The Powers That Be and the wonderful birthday present they gave me
Supreme Court rules (PDF here, if you've lots of time) 5-3 (Roberts had to abstain) against Bush administration on military tribunals and other Guantanamo "we don't need no stinking geneva conventions" practices. The Times article is actually gleeful (not surprising, since NYT is of course an enemy of the state and should be closed down):
The Times wrote that the Court "in sober tones shredded each of the administration's arguments"

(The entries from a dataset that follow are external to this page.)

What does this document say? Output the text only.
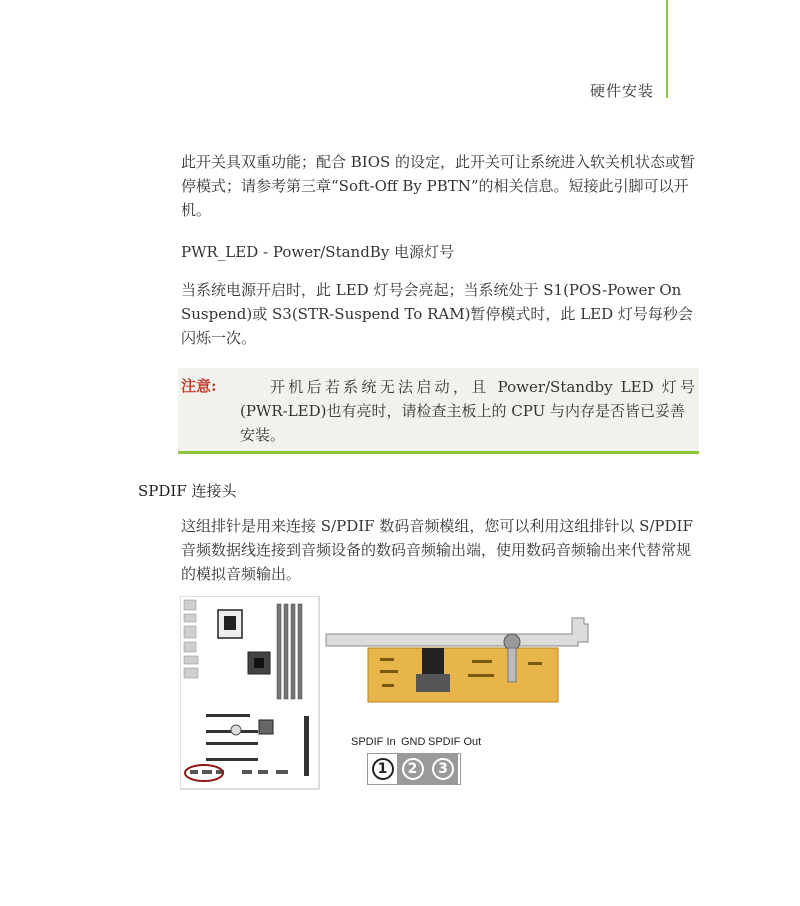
硬件安装
此开关具双重功能；配合 BIOS 的设定，此开关可让系统进入软关机状态或暂停模式；请参考第三章“Soft-Off By PBTN”的相关信息。短接此引脚可以开机。
PWR_LED - Power/StandBy 电源灯号
当系统电源开启时，此 LED 灯号会亮起；当系统处于 S1(POS-Power On Suspend)或 S3(STR-Suspend To RAM)暂停模式时，此 LED 灯号每秒会闪烁一次。
注意:	开机后若系统无法启动，且 Power/Standby LED 灯号
(PWR-LED)也有亮时，请检查主板上的 CPU 与内存是否皆已妥善安装。
SPDIF 连接头
这组排针是用来连接 S/PDIF 数码音频模组，您可以利用这组排针以 S/PDIF 音频数据线连接到音频设备的数码音频输出端，使用数码音频输出来代替常规的模拟音频输出。
SPDIF In GND SPDIF Out
1	2	3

The decision was such a sweeping and categorical defeat for the Bush administration that it left human rights lawyers who have pressed this and other cases on behalf of Guantanamo detainees almost speechless with surprise and delight, using words like "fantastic," "amazing," "remarkable." Michael Ratner, president of the Center for Constitutional Rights, a public interest law firm in New York that represents hundreds of detainees, said, "It doesn't get any better."
[ ... ]
among those in attendance, there was no doubt that they were witnessing a historic event, a definitional moment in the ever-shifting balance of power among the branches of government that ranked with the court's order to President Nixon in 1974 to turn over the Watergate tapes or with the court's rejection of President Truman's seizure of the nation's steel mills, a 1952 landmark decision from which Justice Kennedy quoted at length.
And the very best quote of all:
In the courtroom on Thursday morning, the chief justice sat silently in his center chair as Justice Stevens, sitting to his immediate right as the senior associate justice, read from the majority opinion. It made for a striking tableau on the final day of the first term of the Roberts court: the young chief justice, observing his work of just a year earlier taken apart point by point by the tenacious 86-year-old Justice Stevens, winner of a Bronze Star for his service as a Navy officer during World War II.
Thank you, PTB. A birthday present to give me faith in my country again. Maybe it'll last long enough so that I don't spend the 4th of July in my usual bitter "how am I supposed to be proud and happy about my country these days?" funk.